No entanto, este jogo é sobre liberdade, então você pode utilizar força letal contra outros seres humanos. Se você fizer isso, precisará usar um incinerador para queimar o corpo antes que um EP possa entrar em contato com ele ou possa necrosar. Uma viagem ao incinerador geralmente envolve um desvio considerável e leva para sua jornada nesse mundo as consequências de tirar uma vida.

A rede social de Hideo Kojima

Vai um like aí? O aspecto multiplayer de Death Stranding é como nada visto antes. É simples no conceito, mas revolucionário na execução e faz a ponte entre os jogos para um jogador e para vários jogadores. Quando você entra em uma região pela primeira vez, fica por conta própria, mas assim que a conecta à rede quiral, algo incrível acontece. Nas regiões conectadas à rede quiral, você verá a obra de outros jogadores. Você verá estradas que foram começadas a se formar em lugares pelos quais vários jogadores passaram e poderá aproveitar as estruturas construídas por aqueles que passaram antes de você. Pode ainda deixar sinais para avisar outros jogadores de EPs ou mostrar algum incentivo.

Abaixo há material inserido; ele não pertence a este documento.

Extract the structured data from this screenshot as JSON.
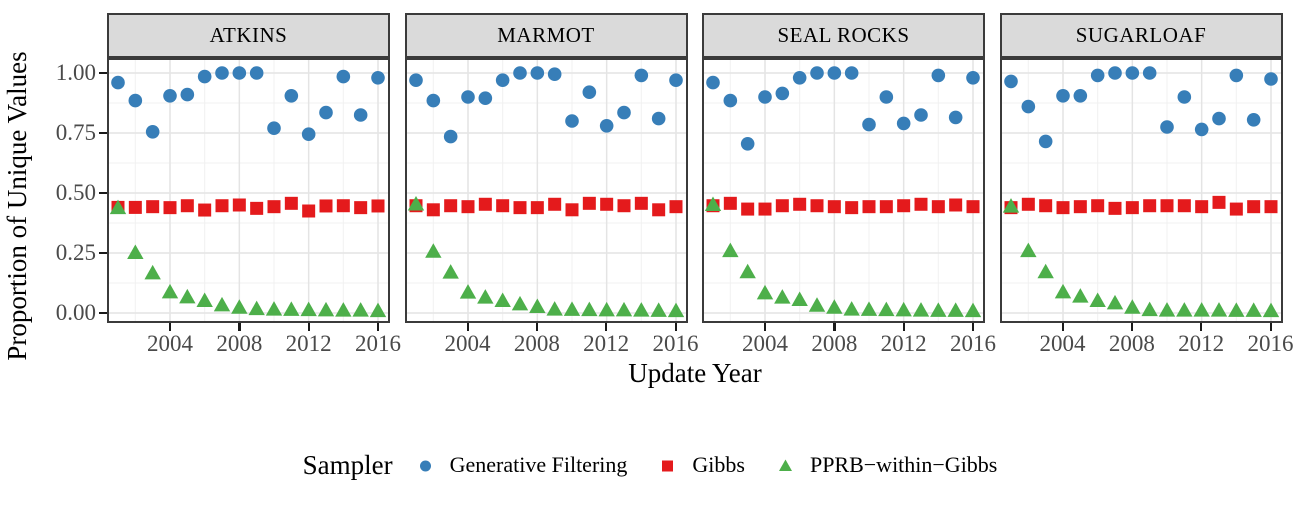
{
  "chart_data": {
    "type": "scatter",
    "faceted": true,
    "xlabel": "Update Year",
    "ylabel": "Proportion of Unique Values",
    "facets": [
      "ATKINS",
      "MARMOT",
      "SEAL ROCKS",
      "SUGARLOAF"
    ],
    "x": [
      2001,
      2002,
      2003,
      2004,
      2005,
      2006,
      2007,
      2008,
      2009,
      2010,
      2011,
      2012,
      2013,
      2014,
      2015,
      2016
    ],
    "axes": {
      "x_major_ticks": [
        2004,
        2008,
        2012,
        2016
      ],
      "x_minor_ticks": [
        2002,
        2006,
        2010,
        2014
      ],
      "x_tick_labels": [
        "2004",
        "2008",
        "2012",
        "2016"
      ],
      "y_major_ticks": [
        1.0,
        0.75,
        0.5,
        0.25,
        0.0
      ],
      "y_tick_labels": [
        "1.00",
        "0.75",
        "0.50",
        "0.25",
        "0.00"
      ],
      "y_minor_ticks": [
        0.875,
        0.625,
        0.375,
        0.125
      ],
      "xlim": [
        2000.4,
        2016.7
      ],
      "ylim": [
        -0.042,
        1.062
      ],
      "grid": "major+minor"
    },
    "legend": {
      "title": "Sampler",
      "position": "bottom"
    },
    "series": [
      {
        "name": "Generative Filtering",
        "marker": "circle",
        "color": "#377EB8",
        "values_by_facet": [
          [
            0.96,
            0.885,
            0.755,
            0.905,
            0.91,
            0.985,
            1.0,
            1.0,
            1.0,
            0.77,
            0.905,
            0.745,
            0.835,
            0.985,
            0.825,
            0.98
          ],
          [
            0.97,
            0.885,
            0.735,
            0.9,
            0.895,
            0.97,
            1.0,
            1.0,
            0.995,
            0.8,
            0.92,
            0.78,
            0.835,
            0.99,
            0.81,
            0.97
          ],
          [
            0.96,
            0.885,
            0.705,
            0.9,
            0.915,
            0.98,
            1.0,
            1.0,
            1.0,
            0.785,
            0.9,
            0.79,
            0.825,
            0.99,
            0.815,
            0.98
          ],
          [
            0.965,
            0.86,
            0.715,
            0.905,
            0.905,
            0.99,
            1.0,
            1.0,
            1.0,
            0.775,
            0.9,
            0.765,
            0.81,
            0.99,
            0.805,
            0.975
          ]
        ]
      },
      {
        "name": "Gibbs",
        "marker": "square",
        "color": "#E41A1C",
        "values_by_facet": [
          [
            0.44,
            0.44,
            0.443,
            0.439,
            0.447,
            0.429,
            0.447,
            0.45,
            0.436,
            0.443,
            0.457,
            0.425,
            0.446,
            0.447,
            0.439,
            0.446
          ],
          [
            0.447,
            0.43,
            0.447,
            0.443,
            0.453,
            0.447,
            0.439,
            0.439,
            0.453,
            0.43,
            0.457,
            0.453,
            0.447,
            0.457,
            0.43,
            0.443
          ],
          [
            0.447,
            0.457,
            0.433,
            0.433,
            0.447,
            0.453,
            0.447,
            0.443,
            0.439,
            0.443,
            0.443,
            0.447,
            0.453,
            0.443,
            0.45,
            0.443
          ],
          [
            0.439,
            0.453,
            0.447,
            0.439,
            0.443,
            0.447,
            0.436,
            0.439,
            0.447,
            0.447,
            0.447,
            0.443,
            0.461,
            0.433,
            0.443,
            0.443
          ]
        ]
      },
      {
        "name": "PPRB−within−Gibbs",
        "marker": "triangle",
        "color": "#4DAF4A",
        "values_by_facet": [
          [
            0.437,
            0.25,
            0.165,
            0.086,
            0.065,
            0.05,
            0.032,
            0.022,
            0.016,
            0.014,
            0.013,
            0.012,
            0.011,
            0.01,
            0.01,
            0.008
          ],
          [
            0.452,
            0.255,
            0.168,
            0.085,
            0.064,
            0.05,
            0.036,
            0.025,
            0.014,
            0.013,
            0.012,
            0.011,
            0.011,
            0.01,
            0.009,
            0.008
          ],
          [
            0.45,
            0.258,
            0.17,
            0.082,
            0.064,
            0.054,
            0.03,
            0.022,
            0.014,
            0.013,
            0.012,
            0.011,
            0.01,
            0.009,
            0.009,
            0.008
          ],
          [
            0.443,
            0.258,
            0.17,
            0.086,
            0.068,
            0.05,
            0.04,
            0.022,
            0.012,
            0.01,
            0.01,
            0.01,
            0.01,
            0.009,
            0.009,
            0.008
          ]
        ]
      }
    ],
    "style": {
      "strip_bg": "#DADADA",
      "panel_border": "#3B3B3B",
      "grid_major": "#E4E4E4",
      "grid_minor": "#F1F1F1",
      "tick_color": "#1A1A1A",
      "axis_text_color": "#4A4A4A",
      "text_color": "#000000"
    }
  }
}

Tudo isso acontece de forma harmoniosa. Enquanto outros jogadores nunca aparecem fisicamente no seu jogo, você pode passar por todo o Death Stranding e ver o caminho que outros seguiram. O efeito que o Social Strand System tem no seu jogo é convincente. Por exemplo, tirolesas podem ser usadas para percorrer o mundo rapidamente. Você só deve colocá-las a menos de 300 metros uma do outra. Para construir um caminho usando essas tirolesas, é preciso muito tempo e recursos; portanto, seria uma tarefa colossal configurá-las. No entanto, ao utilizar tirolesas de outros jogadores, você pode preencher com mais facilidade as lacunas e criar uma vasta rede que acelera tremendamente as viagens. É esse sentimento de trabalhar em conjunto que torna o Social Strand System tão incrível. As pessoas podem usar recursos para atualizar estruturas ou reconstruir uma rede de estradas abandonadas. Ele entra no tema da conectividade social do jogo e faz o mundo inteiro parecer muito mais dinâmico. Os jogadores podem até se recompensar com gostos para mostrar sua apreciação por um determinado sinal ou estrutura.

Isso leva você a ver o que está fazendo no jogo com um escopo mais amplo. Eu me vi construindo coisas ou colocando escadas e âncoras em lugares que pensava que ajudariam as pessoas ao invés de simplesmente colocá-las em qualquer lugar. Eu posso ver o Social Strand System sendo algo que futuramente será bem utilizado. Embora Death Stranding seja ostensivamente um jogo para um jogador, ele adiciona a dinâmica social que normalmente falta aos jogos solo. Claro, você pode desativar tudo se escolher e jogar o jogo totalmente sozinho. No entanto, esse é um dos aspectos únicos do Death Stranding, por isso incentivo todos a tentarem.

Conclusão

Death Stranding é um dos melhores jogos que já joguei. É inteligente, bem produzido e muito gostoso de se jogar. Acho que nenhum outro jogo me fez pensar: “nossa, isso foi demais”, tantas vezes. Death Stranding fará você pensar em algumas coisas. Eu já terminei o jogo e ainda há coisas que estou revirando na minha cabeça.

Sempre me pareceu estranho que as pessoas menosprezem os jogos, colocando-os como uma forma de entretenimento “menor” do que livros, TV ou filmes. Este jogo está desafiadoramente diante dessa atitude, e eu colocaria sua história contra qualquer coisa que tenha surgido na última década. A jornada de Sam é um verdadeiro épico que abrange todo o país e me inspira muito.